Growth and flowers are at their best when Sarcococca is planted in well-drained soil, rich in organic humus. The addition of generous amounts of compost, peat moss or processed manure mixed with the existing soil, at planting time is very beneficial in the eventual growth of the plants.


As a rule, if the soil is properly prepared at planting time, the plants will require little if any feeding. However, if there is a need to fertilize them, it is best done in mid-February or early June. Use a rhododendron type fertilizer, following label instructions to the letter. If it is a dry granular fertilizer, be certain to water-in immediately after application.


Sarcococca is seldom bothered by insects or diseases. Occasionally spider mites or aphids can be a nuisance. If the leaves of your plant turn an off-color green or whitish color, take a leaf sample to the Certified Nurseryperson at your nearby garden center or nursery and have them make an on the spot diagnosis of what is causing the condition and what to do to correct it.

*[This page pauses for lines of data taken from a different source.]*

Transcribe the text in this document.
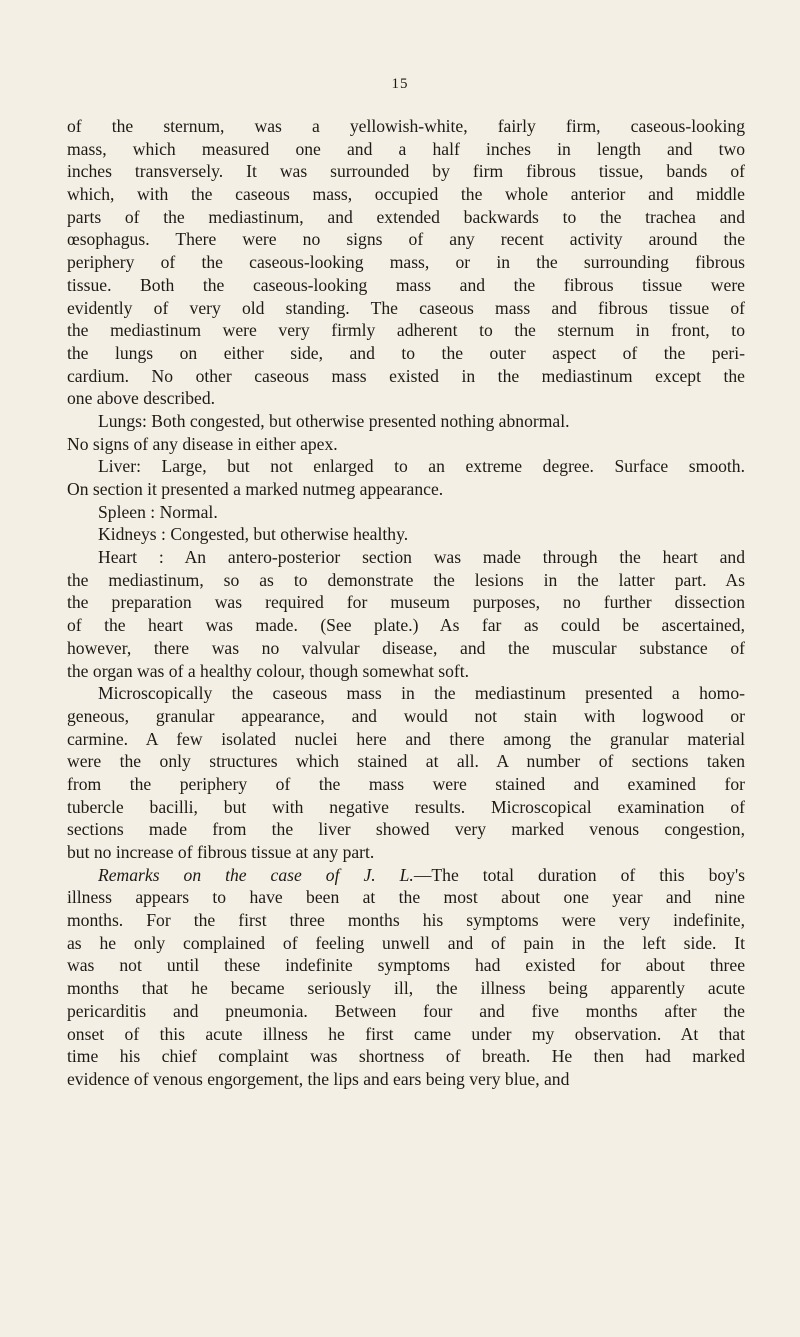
15
of the sternum, was a yellowish-white, fairly firm, caseous-looking
mass, which measured one and a half inches in length and two
inches transversely. It was surrounded by firm fibrous tissue, bands of
which, with the caseous mass, occupied the whole anterior and middle
parts of the mediastinum, and extended backwards to the trachea and
œsophagus. There were no signs of any recent activity around the
periphery of the caseous-looking mass, or in the surrounding fibrous
tissue. Both the caseous-looking mass and the fibrous tissue were
evidently of very old standing. The caseous mass and fibrous tissue of
the mediastinum were very firmly adherent to the sternum in front, to
the lungs on either side, and to the outer aspect of the peri-
cardium. No other caseous mass existed in the mediastinum except the
one above described.
Lungs: Both congested, but otherwise presented nothing abnormal.
No signs of any disease in either apex.
Liver: Large, but not enlarged to an extreme degree. Surface smooth.
On section it presented a marked nutmeg appearance.
Spleen : Normal.
Kidneys : Congested, but otherwise healthy.
Heart : An antero-posterior section was made through the heart and
the mediastinum, so as to demonstrate the lesions in the latter part. As
the preparation was required for museum purposes, no further dissection
of the heart was made. (See plate.) As far as could be ascertained,
however, there was no valvular disease, and the muscular substance of
the organ was of a healthy colour, though somewhat soft.
Microscopically the caseous mass in the mediastinum presented a homo-
geneous, granular appearance, and would not stain with logwood or
carmine. A few isolated nuclei here and there among the granular material
were the only structures which stained at all. A number of sections taken
from the periphery of the mass were stained and examined for
tubercle bacilli, but with negative results. Microscopical examination of
sections made from the liver showed very marked venous congestion,
but no increase of fibrous tissue at any part.
Remarks on the case of J. L.—The total duration of this boy's
illness appears to have been at the most about one year and nine
months. For the first three months his symptoms were very indefinite,
as he only complained of feeling unwell and of pain in the left side. It
was not until these indefinite symptoms had existed for about three
months that he became seriously ill, the illness being apparently acute
pericarditis and pneumonia. Between four and five months after the
onset of this acute illness he first came under my observation. At that
time his chief complaint was shortness of breath. He then had marked
evidence of venous engorgement, the lips and ears being very blue, and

Sarcococca is an easy-going companion plant for camellias, rhododendrons, azaleas and other shade-loving plants. They are most effective when planted in groups of three or more plants. This also intensifies the fragrance when the plants are in bloom.

The apartment dweller or mobile-home owner will find sarcococca ideal for containers where-ever it's shady. Occasionally you will even find sarcococca grown as a houseplant. Its requirements indoors are the same whether grown outside or indoors. However, as with all houseplants it will need additional humidity indoors.

Its unusual flowering time; heady fragrance and attractive glossy green leaves make the sarcococca a fine antidote for the rainy-winter-day blues.